By Jessica Menton - The European Central Bank is scheduled to make an announcement on Thursday regarding a possible change to Eurozone monetary policy, as weak growth raises fears of a triple-dip recession. The most pressing concern weighing on the global economy is Germany. The country, Europe's biggest economy, is showing signs of weakness after slashing its growth forecasts for both 2014 and 2015.
The ECB previously cuts rates to record lows in September as a way to fight the creeping Eurozone deflation, but the central bank’s Governing Council voted to leave its benchmark interest rate unchanged during its October meeting. Data last week revealed inflation edged up in the Eurozone in October to 0.4 percent, well below the ECB's target of just under 2 percent. As Germany continues to experience slowing export growth, ECB President Mario Draghi is facing the possibility of a triple dip recession in the Eurozone, or rather three separate occasions of two consecutive quarters of negative GDP growth.
“Germany is really going to dictate how global markets go in the next 6 months,” said Charlie Bilello, director of research at Pension Partners, LLC. “If they can’t stabilize and they’re going down, being the strongest part of the Eurozone, then everyone is going to come down with them.”

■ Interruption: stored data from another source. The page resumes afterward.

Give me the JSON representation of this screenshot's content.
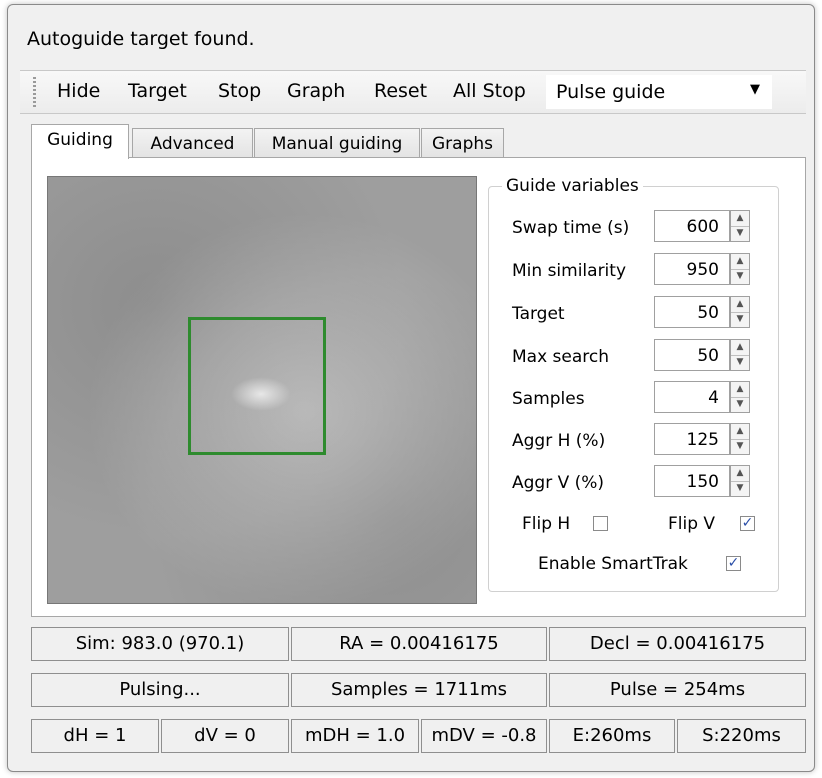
{
  "window": {
    "title": "Autoguide target found."
  },
  "toolbar": {
    "buttons": [
      "Hide",
      "Target",
      "Stop",
      "Graph",
      "Reset",
      "All Stop"
    ],
    "mode_select": "Pulse guide"
  },
  "tabs": [
    "Guiding",
    "Advanced",
    "Manual guiding",
    "Graphs"
  ],
  "guide_variables": {
    "legend": "Guide variables",
    "rows": [
      {
        "label": "Swap time (s)",
        "value": "600"
      },
      {
        "label": "Min similarity",
        "value": "950"
      },
      {
        "label": "Target",
        "value": "50"
      },
      {
        "label": "Max search",
        "value": "50"
      },
      {
        "label": "Samples",
        "value": "4"
      },
      {
        "label": "Aggr H (%)",
        "value": "125"
      },
      {
        "label": "Aggr V (%)",
        "value": "150"
      }
    ],
    "flip_h": {
      "label": "Flip H",
      "checked": false
    },
    "flip_v": {
      "label": "Flip V",
      "checked": true
    },
    "smarttrak": {
      "label": "Enable SmartTrak",
      "checked": true
    }
  },
  "status": {
    "row1": [
      "Sim: 983.0 (970.1)",
      "RA = 0.00416175",
      "Decl = 0.00416175"
    ],
    "row2": [
      "Pulsing...",
      "Samples = 1711ms",
      "Pulse = 254ms"
    ],
    "row3": [
      "dH = 1",
      "dV = 0",
      "mDH = 1.0",
      "mDV = -0.8",
      "E:260ms",
      "S:220ms"
    ]
  },
  "check_mark": "✓"
}
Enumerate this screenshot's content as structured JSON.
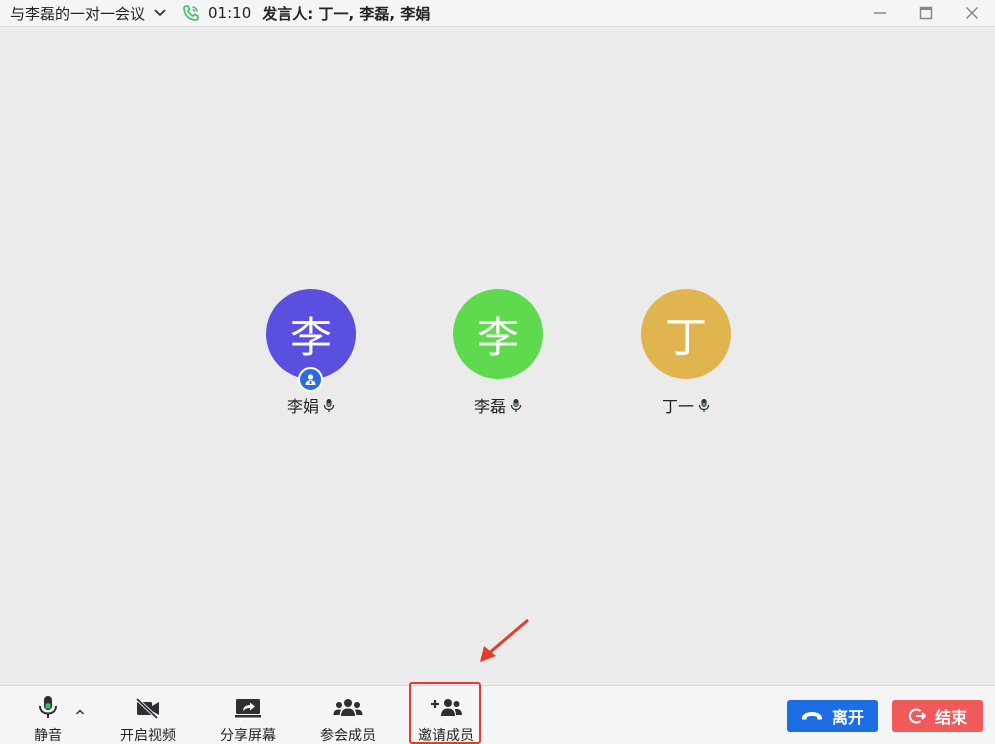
{
  "titlebar": {
    "meeting_title": "与李磊的一对一会议",
    "timer": "01:10",
    "speakers_label": "发言人:",
    "speakers_names": "丁一, 李磊, 李娟"
  },
  "participants": [
    {
      "avatar_char": "李",
      "name": "李娟",
      "color": "#5b4fe0",
      "is_host": true
    },
    {
      "avatar_char": "李",
      "name": "李磊",
      "color": "#5fd94e",
      "is_host": false
    },
    {
      "avatar_char": "丁",
      "name": "丁一",
      "color": "#e0b44f",
      "is_host": false
    }
  ],
  "toolbar": {
    "mute_label": "静音",
    "video_label": "开启视频",
    "share_label": "分享屏幕",
    "members_label": "参会成员",
    "invite_label": "邀请成员",
    "leave_label": "离开",
    "end_label": "结束"
  },
  "icons": {
    "phone": "phone-call-icon",
    "dropdown": "chevron-down-icon",
    "minimize": "minimize-icon",
    "maximize": "maximize-icon",
    "close": "close-icon",
    "mic": "microphone-icon",
    "video_off": "video-off-icon",
    "share": "share-screen-icon",
    "members": "members-icon",
    "invite": "add-member-icon",
    "leave": "hang-up-icon",
    "end": "exit-icon"
  },
  "colors": {
    "accent_blue": "#1d6de5",
    "end_red": "#f05a5a",
    "highlight_red": "#e53b2c",
    "phone_green": "#3bbf6a"
  }
}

Data on Monday revealed German factory activity came in better-than-expected in October after shrinking in September for the first time in over a year. Although the figure came in above a reading of 50, which is a key measure for contraction, Germany’s manufacturing sector is still under pressure, as it accounts for about a fifth of the economy. Germany’s manufacturing sector climbed to 51.4 from 49.9 in September, according to Markit's Purchasing Manager's Index.
“Overall, the data send mixed signals about the health of Germany’s manufacturing sector and it is too early to say whether the sector will be able to sustain growth in the fourth quarter,” Markit said in its report.
Separate data on Wednesday showed Germany's service sector grew in October, but output and new orders both rose at weaker rates. Germany's private sector grew to 54.4 last month, down from 55.7 in September, according to Markit's Germany Services Business Activity Index. Although Germany's service sector continued to post above the crucial 50 threshold in October, October's growth rate of expansion was the slowest since March.
Analysts say a lack of global growth could cause major volatility in the coming months, as slowing industrial production and manufacturing in China and deflationary fears in Europe continue to weigh on investors.
"The underlying theme here is lack of growth worldwide," said Tim Kelly, founder and managing director at ForexTV.
Just as the U.S. Federal Reserve closed the final chapter on its asset-purchasing program in Oct. 2014, other central banks around the world are taking similar action to stimulate struggling economies. The Bank of Japan surprised global markets last week after announcing a new round of bond-buying stimulus in order to boost the economy. The move sent the yen tumbling over 2 percent to a 6-year low of 111.89 against the dollar. It sent the dollar surging to new highs versus the Japanese yen on Monday, soaring to 114.20 yen, its highest since December 2007.
As both China and Europe show signs of slowing growth, analysts are also focused on the U.S. Labor Department's jobs report for October on Friday to gauge financial market volatility and whether the Federal Reserve will hike interest rates sooner rather than later.
"The U.S. is the barometer,” Kelly said. “If the U.S. sneezes, the rest of the world catches a cold."
The European Central Bank will announce its latest monetary policy decision on Thursday at 7:45 a.m. EST., followed by a press conference with ECB President Mario Draghi at 8:30 a.m. EST.